Le scooter avait déjà avalé la moitié du boulevard lorsque le biporteur des forces de police se mit en travers de la route dans un grand dérapage et stoppa. Le tireur ajusta le dos du pilote en fuite. Celui-ci donna un coup d’accélérateur tout en tournant, l’arrière droit du scooter toucha le sol dans une gerbe d’étincelles tandis que l’avant levait dangereusement.

Le tireur de la police étreignit sa gâchette alors que le scooter visé virait à droite vers une ruelle, manoeuvrant pour rétablir sa machine. Le passager fuyard prit la balle dans le cou, le projetant au sol tandis que son compère pilote s’éloignait sans en tenir compte.

_ Merde ! cracha Neyma avant de relancer sa machine à la poursuite du fuyard. Il n’est plus qu’à deux cents mètres du point de contrôle !

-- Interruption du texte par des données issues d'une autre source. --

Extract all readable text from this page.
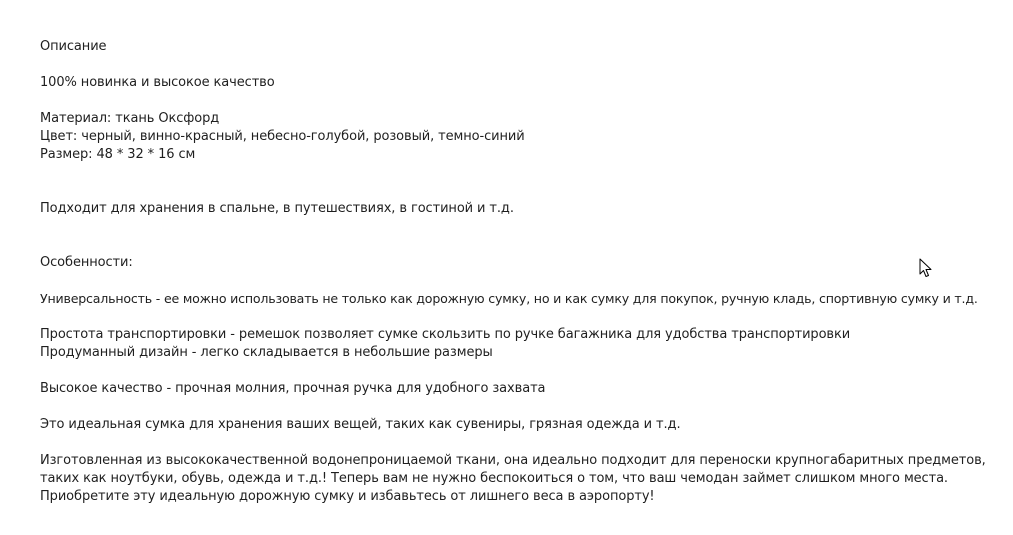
Описание
100% новинка и высокое качество
Материал: ткань Оксфорд
Цвет: черный, винно-красный, небесно-голубой, розовый, темно-синий
Размер: 48 * 32 * 16 см
Подходит для хранения в спальне, в путешествиях, в гостиной и т.д.
Особенности:
Универсальность - ее можно использовать не только как дорожную сумку, но и как сумку для покупок, ручную кладь, спортивную сумку и т.д.
Простота транспортировки - ремешок позволяет сумке скользить по ручке багажника для удобства транспортировки
Продуманный дизайн - легко складывается в небольшие размеры
Высокое качество - прочная молния, прочная ручка для удобного захвата
Это идеальная сумка для хранения ваших вещей, таких как сувениры, грязная одежда и т.д.
Изготовленная из высококачественной водонепроницаемой ткани, она идеально подходит для переноски крупногабаритных предметов, таких как ноутбуки, обувь, одежда и т.д.! Теперь вам не нужно беспокоиться о том, что ваш чемодан займет слишком много места. Приобретите эту идеальную дорожную сумку и избавьтесь от лишнего веса в аэропорту!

Neyma dépassa la ruelle où avait disparu le scooter et engouffra son biporteur dans l’entrée de l’immeuble suivant, brisant les vitres de la porte. Tandis qu’il manoeuvrait dans de larges escaliers pour atteindre l’étage, le pilote du scooter en fuite avait fait la largeur du bâtiment et bifurqué à gauche sautant de son engin à l’angle d’un nouveau building. Il reparti en courant dans la rue sur sa droite sans jeter un coup d’œil derrière lui.

Inutile. Il lui fallait atteindre le point de contrôle, la frontière provisoire gardée par un peloton de soldats séparant l’armée du général Oïc du reste de la ville de Canton. Les soldats avaient ordre de tirer à vue et sans sommation sur tout véhicule s’engageant dans rue.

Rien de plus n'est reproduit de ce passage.